Children should no longer be given a widely-used flu vaccine over concerns it is linked to a rare sleep disorder, the European drug regulator has recommended.
By Martin Beckford, Health Correspondent
10:00PM BST 21 Jul 2011
The European Medicine Agency said that Pandemrix should only be given to the under-20s if they are at risk of contracting swine flu and alternative jabs are not available.
Its announcement comes after studies showed that young people who were given the vaccine were at increased risk of developing narcolepsy, which causes sufferers to fall asleep unexpectedly.
But the British drug watchdog said it would not ban Pandemrix in the young and pointed out that the country’s stocks expire in a few months anyway.
Pandemrix, manufactured by the British pharmaceutical giant GlaxoSmithKline, was given to 30million people across Europe after the outbreak of swine flu – the H1N1 strain of the virus – that started in Mexico early in 2009.
It was approved by the European regulator in September that year but by the following August its safety was being reviewed after health officials in Finland claimed it had been linked to narcolepsy.

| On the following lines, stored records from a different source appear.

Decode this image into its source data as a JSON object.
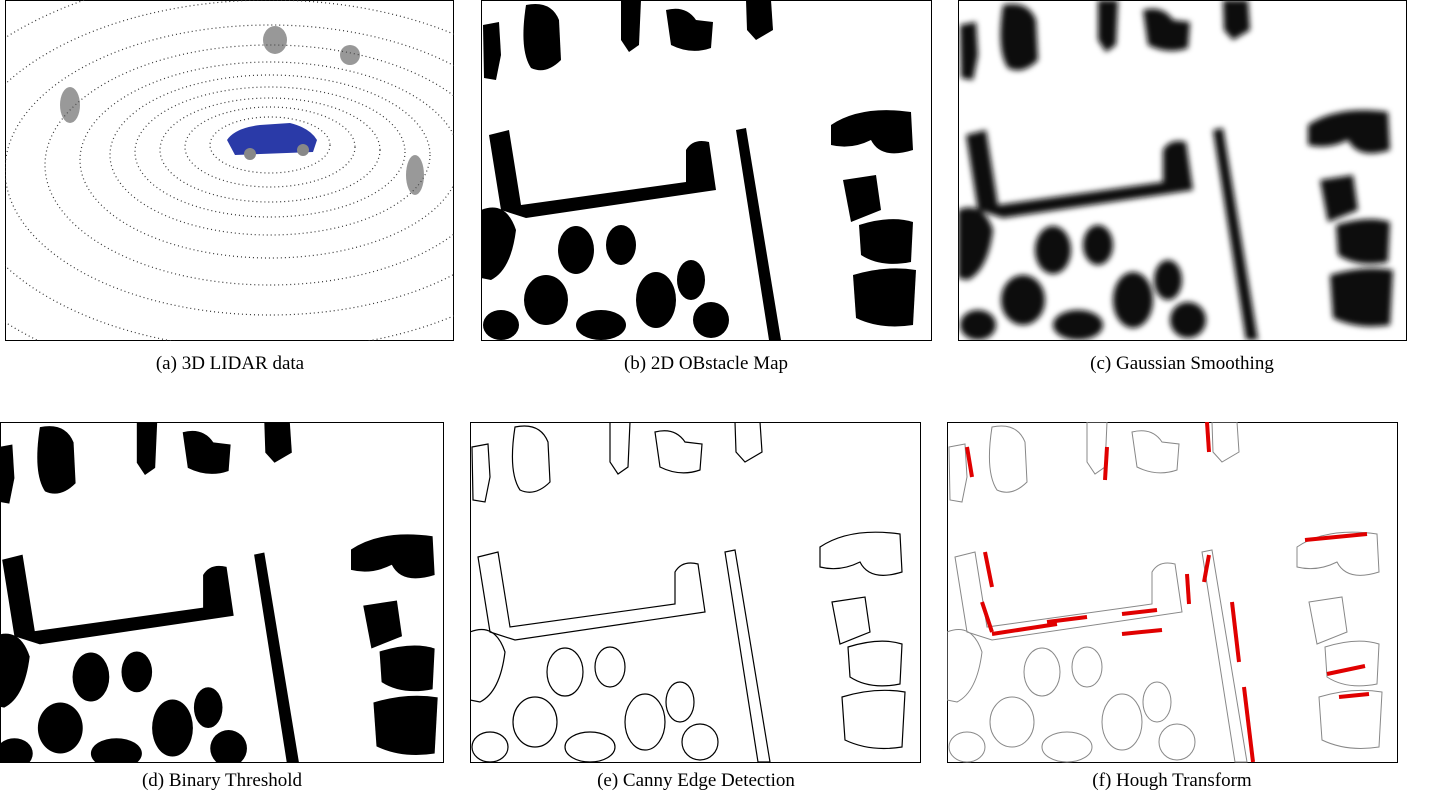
{
  "figure": {
    "panels": [
      {
        "caption": "(a) 3D LIDAR data"
      },
      {
        "caption": "(b) 2D OBstacle Map"
      },
      {
        "caption": "(c) Gaussian Smoothing"
      },
      {
        "caption": "(d) Binary Threshold"
      },
      {
        "caption": "(e) Canny Edge Detection"
      },
      {
        "caption": "(f) Hough Transform"
      }
    ]
  }
}
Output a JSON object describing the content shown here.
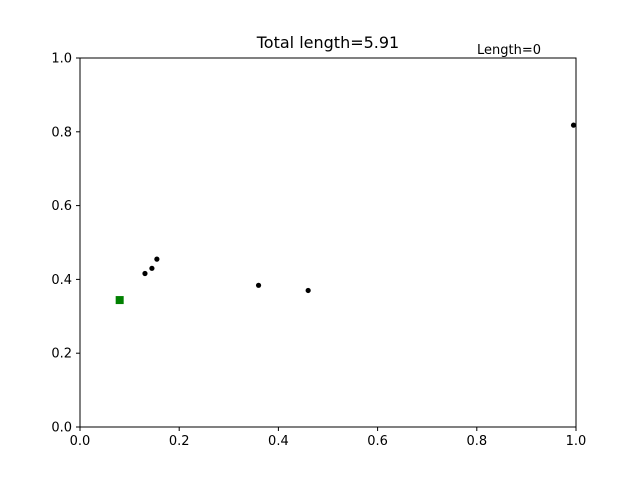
{
  "chart_data": {
    "type": "scatter",
    "title": "Total length=5.91",
    "annotation": "Length=0",
    "xlabel": "",
    "ylabel": "",
    "xlim": [
      0,
      1
    ],
    "ylim": [
      0,
      1
    ],
    "x_ticks": [
      0.0,
      0.2,
      0.4,
      0.6,
      0.8,
      1.0
    ],
    "y_ticks": [
      0.0,
      0.2,
      0.4,
      0.6,
      0.8,
      1.0
    ],
    "x_tick_labels": [
      "0.0",
      "0.2",
      "0.4",
      "0.6",
      "0.8",
      "1.0"
    ],
    "y_tick_labels": [
      "0.0",
      "0.2",
      "0.4",
      "0.6",
      "0.8",
      "1.0"
    ],
    "grid": false,
    "series": [
      {
        "marker": "circle",
        "color": "#000000",
        "points": [
          {
            "x": 0.131,
            "y": 0.416
          },
          {
            "x": 0.145,
            "y": 0.43
          },
          {
            "x": 0.155,
            "y": 0.455
          },
          {
            "x": 0.36,
            "y": 0.384
          },
          {
            "x": 0.46,
            "y": 0.37
          },
          {
            "x": 0.995,
            "y": 0.818
          }
        ]
      },
      {
        "marker": "square",
        "color": "#008000",
        "points": [
          {
            "x": 0.08,
            "y": 0.344
          }
        ]
      }
    ]
  }
}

In total 335 cases of the sleeping disorder in people vaccinated with Pandemrix have been reported to GSK, with 10 suspected cases out of the 6million doses given in Britain.
In its review, the European watchdog said it looked at all the data as well as taking advice from experts, and found that the results of studies in Sweden and Finland suggested a six to 13-fold increased risk of narcolepsy among vaccinated children.
This means that for every 100,000 adolescents who are given the injection, up to seven are likely to develop narcolepsy.